Dégustation verticale au Château de Vaudieu: un grand moment!
Par Administrateur, 27 fév à 15:14 :: Gastronomie :: #55 :: rss
Le meilleur moyen de se délivrer de la tentation est d'y céder, selon Oscar Wilde. Une maxime que nous avons appliquée à la lettre en cette sympathique journée à Vaudieu. Il est vrai que déguster dix vins sur différents millésimes du domaine fût un moment… divin, mais néanmoins tentant aux abords de l’heure du déjeuner. Nous ne pouvions donc rester sur notre faim, et grâce à nos amis Eric Sapet et Patrice Robail, son marmiton de luxe, l’heure fût à la tentation assouvie à table.
Mais avant ce bon repas, nous avons remonté le temps, et d’une manière plutôt originale. Le temps d’un verre de Blanc 2006 brut de cuve, et l’assemblée pris place dans la salle du billard pour une verticale, tout d’abord sur les Blancs du Château.
Après un 2006 tout en gourmandise et en générosité, c’est un Blanc 2005 d’une grande droiture et d’une impressionnante minéralité qui a ouvert le bal. Suivent le 2004, sur de jolies notes d’agrumes confites et miellées, d’une belle vivacité, puis le 2002, tout en finesse, avec une bouche de mi-puissance, et de la longueur, pour une cuisine douce et élégante. Le 2001 a frappé par son équilibre, délicieusement gras et citronné, avec un tout début d’évolution sur le sous-bois.
Mais là où les Blancs du Château nous ont étonné, c’est sur la garde: un 1996 de toute beauté, sur des notes de cire et de beurre frais, délicieusement miellées. Et en guise de bouquet final, c’est un blanc 1992 qui a emporté la décision, en fervent défenseur des bienfaits du temps. Etonnant de fraîcheur, sur des notes de fruits confits, de noix fraîche, de pâte de coing, il restera comme un grand souvenir, et un grand moment de plaisir.
Puis place aux rouges, avec l’éclairage technique de Philippe Cambie, qui en compagnie de Didier Piquion, notre maître de chai, contribue à l’éclosion de Vaudieu depuis plusieurs années.
Sens inverse cette fois puisque nous revenons au présent. Un 2001 pour commencer, félin autant que féminin, sur des notes poivrées, épicées et du fruit encore bien présent. 2003 est le millésime de transition, avec des rendements limités, et des maturités bien plus profondes qu’auparavant. Au final un vin puissant, solaire, très riche, avec une belle finale sur le zan. 2004 prend le relais, toujours très mûr sur les fruits noirs, et une grande élégance. Le coup de cœur de l’assemblée. Sur 2005, on fait encore un pas de plus dans la profondeur. Pleinement dans le style Châteauneuf-du-Pape, il est encore tout jeune, mais puissant, opulent et très riche.

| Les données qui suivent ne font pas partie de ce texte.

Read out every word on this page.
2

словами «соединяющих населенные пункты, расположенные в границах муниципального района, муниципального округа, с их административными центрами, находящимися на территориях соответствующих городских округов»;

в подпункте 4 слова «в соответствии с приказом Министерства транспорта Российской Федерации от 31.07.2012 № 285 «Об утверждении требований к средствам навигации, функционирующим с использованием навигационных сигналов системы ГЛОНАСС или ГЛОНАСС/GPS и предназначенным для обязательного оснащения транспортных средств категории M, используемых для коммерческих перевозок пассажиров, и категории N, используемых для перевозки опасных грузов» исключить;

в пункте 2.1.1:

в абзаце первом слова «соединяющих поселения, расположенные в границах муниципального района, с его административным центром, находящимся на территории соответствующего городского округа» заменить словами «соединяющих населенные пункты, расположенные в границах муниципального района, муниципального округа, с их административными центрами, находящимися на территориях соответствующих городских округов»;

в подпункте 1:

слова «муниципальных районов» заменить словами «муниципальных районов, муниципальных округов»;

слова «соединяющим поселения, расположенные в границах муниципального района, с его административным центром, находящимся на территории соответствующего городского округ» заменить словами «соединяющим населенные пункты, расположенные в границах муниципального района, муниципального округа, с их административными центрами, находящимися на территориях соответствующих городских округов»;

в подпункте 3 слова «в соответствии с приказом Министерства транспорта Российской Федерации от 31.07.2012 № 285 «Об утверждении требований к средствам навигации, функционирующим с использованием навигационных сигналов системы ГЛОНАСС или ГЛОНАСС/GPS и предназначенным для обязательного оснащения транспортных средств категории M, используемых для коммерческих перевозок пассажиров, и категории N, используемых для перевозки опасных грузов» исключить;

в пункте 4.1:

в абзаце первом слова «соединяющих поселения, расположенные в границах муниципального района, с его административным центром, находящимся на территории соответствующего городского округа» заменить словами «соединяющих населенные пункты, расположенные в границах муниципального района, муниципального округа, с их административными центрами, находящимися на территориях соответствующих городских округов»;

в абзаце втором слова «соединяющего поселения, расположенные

Ce qui marque sur l’approche des rouges, c’est la profonde évolution sur les millésimes récents. On assiste clairement à l’éclosion de vins magnifiques, sur la puissance, parfaitement maîtrisée, et sur la gourmandise. Cette évolution notable se retranscrit également dans le potentiel de garde de ces vins, qui sont armés pour affronter le temps : « pendant plus de 20 ans selon Philippe Cambie ».
En guise de synthèse, force est de constater que les Blancs de Vaudieu sont merveilleux sur l’évolution. L’harmonie qu’ils dégagent est le signe de leur plénitude au fil des ans. Quant au Rouges, la charge est sonnée, et les 5 derniers millésimes affichent crescendo l’arrivée de Vaudieu au firmament des Châteauneuf de grande classe.
Les autres vins de la famille ont conforté cette impression chez nos convives, à table. Les terrines de lapin, de faisan et de sanglier ont été exquises en compagnie du très beau Domaine des Bosquets 2004. Le cuissot de cochon de lait aux pommes et au boudin landais a été l’occasion de déguster la cuvée Val de Dieu 2003 du Château, d’une profondeur impressionnante. Et que dire du Crumble aux fruits rouges, avec l’exubérant mais très convoité Domaine de la Jérôme 2006.
Un délicieux moment, en compagnie d’amateurs éclairés, de vins gourmands, et d’une cuisine magnifiant les accords du maître Eric Sapet, passé au piano pour l’occasion.